Since everything is a competition, perhaps this exciting discovery will inspire Donald Trump to improve NASA's budget to make sure the United States wins the race to Mars. The radar reflected the feature's brightness, signaling that it's water.

Our planetary neighbor has a popular target for exploration, with rovers on its surface and other probes examining the planet from orbit.

The presence of liquid water on Mars has always been suspected but thus far evidence from MARSIS remained inconclusive.

"Even with those limitations, we've now found that there is likely to be liquid water in the Martian subsurface", Stamenkovic said.

The potential body of water
The potential body of water

The subsurface lake could be similar to Antarctica's Lake Vostok, or to the subsurface seas thought to exist on the Jovian moon Europa or the Saturnian moon Enceladus.

"This really qualifies this as a body of water".

That could lower the freezing point for the water, along with pressure from the ice above, the researchers said.

A NASA image of Mars.

Our quest on Mars has been to 'follow the water, ' in our search for life in the universe, and now we have convincing science that validates what we've long suspected.

This, however, is the best evidence to date of an environment on Mars that could be friendly to known forms of life - these "extremophile" bacteria - right now.
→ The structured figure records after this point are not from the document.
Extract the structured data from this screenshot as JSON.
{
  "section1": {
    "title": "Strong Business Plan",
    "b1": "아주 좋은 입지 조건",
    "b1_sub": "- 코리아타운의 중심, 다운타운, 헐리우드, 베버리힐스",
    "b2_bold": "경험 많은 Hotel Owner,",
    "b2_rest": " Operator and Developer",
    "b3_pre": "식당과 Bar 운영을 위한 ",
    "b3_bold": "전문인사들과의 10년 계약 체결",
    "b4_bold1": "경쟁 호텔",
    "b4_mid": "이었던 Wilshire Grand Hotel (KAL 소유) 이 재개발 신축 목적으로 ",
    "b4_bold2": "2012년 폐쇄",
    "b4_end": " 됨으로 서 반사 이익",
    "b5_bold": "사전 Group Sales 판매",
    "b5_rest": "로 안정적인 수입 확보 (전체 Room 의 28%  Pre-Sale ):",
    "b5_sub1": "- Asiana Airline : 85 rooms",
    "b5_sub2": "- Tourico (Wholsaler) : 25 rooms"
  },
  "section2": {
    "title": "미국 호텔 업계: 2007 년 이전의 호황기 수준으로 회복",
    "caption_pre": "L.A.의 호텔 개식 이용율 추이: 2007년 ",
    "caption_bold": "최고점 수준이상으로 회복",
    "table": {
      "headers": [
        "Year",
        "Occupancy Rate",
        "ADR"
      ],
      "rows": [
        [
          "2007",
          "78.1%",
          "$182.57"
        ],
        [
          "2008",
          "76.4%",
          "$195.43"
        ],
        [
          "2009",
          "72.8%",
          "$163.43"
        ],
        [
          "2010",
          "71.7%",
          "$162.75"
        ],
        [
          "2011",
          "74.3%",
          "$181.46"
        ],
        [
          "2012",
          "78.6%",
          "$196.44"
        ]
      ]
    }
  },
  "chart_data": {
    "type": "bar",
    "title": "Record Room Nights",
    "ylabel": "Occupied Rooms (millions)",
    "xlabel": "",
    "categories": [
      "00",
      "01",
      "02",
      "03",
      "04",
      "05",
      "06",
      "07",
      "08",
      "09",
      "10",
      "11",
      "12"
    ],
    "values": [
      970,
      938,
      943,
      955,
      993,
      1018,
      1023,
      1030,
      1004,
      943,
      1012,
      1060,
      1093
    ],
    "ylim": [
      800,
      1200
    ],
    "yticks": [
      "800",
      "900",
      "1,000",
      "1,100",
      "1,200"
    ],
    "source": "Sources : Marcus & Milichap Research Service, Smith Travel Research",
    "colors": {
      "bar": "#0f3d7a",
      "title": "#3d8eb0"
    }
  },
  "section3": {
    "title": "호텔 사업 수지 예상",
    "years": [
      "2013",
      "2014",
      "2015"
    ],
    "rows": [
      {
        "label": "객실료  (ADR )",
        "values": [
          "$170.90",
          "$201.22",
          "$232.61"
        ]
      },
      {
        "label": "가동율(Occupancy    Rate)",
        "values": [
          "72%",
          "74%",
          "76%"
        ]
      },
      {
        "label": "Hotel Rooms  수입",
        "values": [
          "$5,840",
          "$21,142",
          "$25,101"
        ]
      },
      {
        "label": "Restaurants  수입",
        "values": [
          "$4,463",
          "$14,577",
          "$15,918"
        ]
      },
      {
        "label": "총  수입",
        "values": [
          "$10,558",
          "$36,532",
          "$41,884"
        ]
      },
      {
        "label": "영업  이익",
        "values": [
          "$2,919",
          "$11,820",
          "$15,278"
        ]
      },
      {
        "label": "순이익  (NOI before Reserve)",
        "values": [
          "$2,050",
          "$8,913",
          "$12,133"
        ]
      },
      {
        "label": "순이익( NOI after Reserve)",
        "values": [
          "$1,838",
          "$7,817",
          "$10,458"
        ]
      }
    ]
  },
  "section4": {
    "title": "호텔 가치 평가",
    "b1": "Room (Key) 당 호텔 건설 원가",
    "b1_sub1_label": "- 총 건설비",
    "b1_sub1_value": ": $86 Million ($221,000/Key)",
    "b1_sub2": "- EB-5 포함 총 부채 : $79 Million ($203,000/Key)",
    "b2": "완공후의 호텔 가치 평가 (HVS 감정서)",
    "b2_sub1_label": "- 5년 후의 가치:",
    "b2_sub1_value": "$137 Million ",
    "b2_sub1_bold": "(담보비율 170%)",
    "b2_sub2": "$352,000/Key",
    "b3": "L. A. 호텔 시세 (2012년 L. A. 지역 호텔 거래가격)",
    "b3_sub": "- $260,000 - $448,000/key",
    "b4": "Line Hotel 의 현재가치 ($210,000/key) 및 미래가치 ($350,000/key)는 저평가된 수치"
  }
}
Between 2012 and 2015, the team obtained 29 radar samples and used them to map the subsurface almost one mile deep in the area and about a dozen miles wide. They can not see the bottom with existing equipment, but they estimate it is at least three feet deep, otherwise they would not have detected it at all.

"We interpret this feature as a stable body of liquid water on Mars", the authors wrote in the study. Learning more about these caps can reveal Mars' climate history.

Being able to access water sources could also help humans survive on a future crewed mission to Earth's neighboring planet. "If that were to be liquid water, it would be only feasible if there will be large concentrations of salts within it". "It will open up a very interesting area of science on Mars", he says.